Figure 4:. Iso-induced injury triggered a significantly greater immune cell response in dystrophic hearts.

(A) CD45⁺ cell area was dramatically increased in mdx hearts 30 hours and 1 week after Iso administration, with a return toward baseline at 1 month after injury. Wild type (C10) hearts followed a similar pattern, with lower overall levels of infiltration and a faster return toward baseline levels (*** indicates p<0.001, ** indicates p=0.008 vs. baseline; ### indicates p<0.001, ## indicates p=0.004 difference between strains at the same timepoint; interaction p=0.02; n = 5-11 mice per group). (B) The expansion of the CD45⁺ cell population occurred primarily in lesioned areas of the heart, where the CD45⁺ area significantly increased compared to baseline in dystrophic hearts (*** indicates p<0.001, ** indicates p=0.008, * indicates p<0.05 vs. baseline). (C) Representative images for data shown in panels A and B. Cardiac lesions are represented by endogenous IgG uptake (red, baseline and 30 hours) and WGA accumulation (red, 1 week and 1 month). CD45⁺ cells are shown in green. Each panel is 1 mm². (D) CD68⁺ immune infiltrates were significantly increased in dystrophic hearts 30 hours and 1 week after Iso administration, with a return toward baseline by 1 month post-injury. Wild type hearts displayed a smaller and shorter-lived surge in cardiac CD68⁺ cells, with a significant increase observed only at 30 hours after Iso injection (*** indicates p<0.001, * indicates p=0.02 vs. baseline; ### indicates p<0.001, # indicates p=0.01 difference between strains at the same timepoint; interaction p=0.02; n = 4-12 mice per group). (E) CD68⁺ cell expansion occurs primarily in lesioned areas of the heart, where their numbers are significantly greater compared to baseline. Only wild type hearts showed any expansion of non-lesion CD68⁺ cell numbers at 30 hours after Iso injection (*** indicates p<0.001 vs. baseline, * indicates p=0.02 vs. baseline). (F) Representative images for data shown in panels D and E, with CD68⁺ cells shown in cyan. Each panel is 1 mm².

Figure 5:. Acute losartan administration dramatically reduces Iso-induced injury in dystrophic hearts.

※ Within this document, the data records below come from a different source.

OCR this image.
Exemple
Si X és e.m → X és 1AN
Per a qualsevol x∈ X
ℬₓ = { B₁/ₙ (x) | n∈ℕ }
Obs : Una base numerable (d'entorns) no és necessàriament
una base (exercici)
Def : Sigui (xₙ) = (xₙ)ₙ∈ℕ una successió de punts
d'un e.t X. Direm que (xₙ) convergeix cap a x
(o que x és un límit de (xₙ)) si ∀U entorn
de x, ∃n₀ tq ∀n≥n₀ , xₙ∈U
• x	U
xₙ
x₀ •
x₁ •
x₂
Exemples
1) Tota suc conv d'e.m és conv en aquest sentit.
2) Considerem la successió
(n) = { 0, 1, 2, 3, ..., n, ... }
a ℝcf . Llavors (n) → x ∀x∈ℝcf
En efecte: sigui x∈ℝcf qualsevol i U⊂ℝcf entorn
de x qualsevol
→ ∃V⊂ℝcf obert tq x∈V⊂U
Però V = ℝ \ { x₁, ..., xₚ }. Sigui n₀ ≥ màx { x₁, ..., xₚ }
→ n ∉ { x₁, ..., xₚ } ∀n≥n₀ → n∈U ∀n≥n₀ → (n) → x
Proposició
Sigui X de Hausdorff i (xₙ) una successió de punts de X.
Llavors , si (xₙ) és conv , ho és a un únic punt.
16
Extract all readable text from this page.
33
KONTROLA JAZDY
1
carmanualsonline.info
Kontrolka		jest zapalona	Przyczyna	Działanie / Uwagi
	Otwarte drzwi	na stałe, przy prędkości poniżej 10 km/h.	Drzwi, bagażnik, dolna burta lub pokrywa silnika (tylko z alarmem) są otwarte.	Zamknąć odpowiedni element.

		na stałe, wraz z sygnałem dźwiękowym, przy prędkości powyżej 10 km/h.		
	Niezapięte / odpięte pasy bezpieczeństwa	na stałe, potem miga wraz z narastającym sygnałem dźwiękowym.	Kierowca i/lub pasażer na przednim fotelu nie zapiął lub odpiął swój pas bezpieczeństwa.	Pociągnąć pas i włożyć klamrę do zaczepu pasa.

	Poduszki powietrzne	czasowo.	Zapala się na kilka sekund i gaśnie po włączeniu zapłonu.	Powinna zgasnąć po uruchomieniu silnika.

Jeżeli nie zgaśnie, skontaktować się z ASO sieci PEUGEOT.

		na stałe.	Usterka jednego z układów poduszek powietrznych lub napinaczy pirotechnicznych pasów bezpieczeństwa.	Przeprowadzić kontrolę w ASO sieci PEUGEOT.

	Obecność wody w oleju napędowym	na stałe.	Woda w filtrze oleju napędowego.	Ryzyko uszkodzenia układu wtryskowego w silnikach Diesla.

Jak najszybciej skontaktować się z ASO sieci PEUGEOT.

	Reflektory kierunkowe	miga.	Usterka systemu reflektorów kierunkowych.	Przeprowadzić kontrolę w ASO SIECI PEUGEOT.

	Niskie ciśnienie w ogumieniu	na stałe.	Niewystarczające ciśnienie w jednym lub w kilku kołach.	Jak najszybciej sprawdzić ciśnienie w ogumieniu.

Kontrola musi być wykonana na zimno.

(A) Angiotensin II type 1 receptors (AT₁R) are G protein-coupled receptors that can be activated by angiotensin II (Ang II) and blocked by losartan. Top: Mice were treated with bolus injections of losartan (green) 1 hour prior to Iso administration (red), and at regular intervals over 30 hours following Iso injection. (B) 30 hours after Iso, losartan treatment caused no significant change in wild type (C10) cardiac injury, resulting in similarly low levels of acute Iso-induced injury in wild type and dystrophic hearts with losartan treatment. Untreated C10 and mdx data originally presented in Fig. 1B, shown here for comparison. (*** indicates p<0.001; interaction p=0.02; n = 10-17 mice per group). (C) Representative images of data shown in panel B. Whole hearts are shown with WGA (green) marking the total tissue area and IgG (red) indicating areas of acute myocyte injury. Scale bar = 1mm. (D and E) CD45⁺ and CD68⁺ areas with and without losartan in wild type and mdx hearts, in both lesion and non-lesion areas. (*** indicates p<0.001, ** indicates p<0.01, * indicates p=0.03 vs. same domain without losartan; ### indicates p<0.001, ## indicates p<0.01 difference in total immune area; n = 9-13 mice per group). (F) Representative images for data shown in panels D and E, with CD45⁺ cells shown in green and CD68⁺ cells shown in cyan. Cardiac lesions are indicated by endogenous IgG uptake (red). Each panel is 0.25 mm².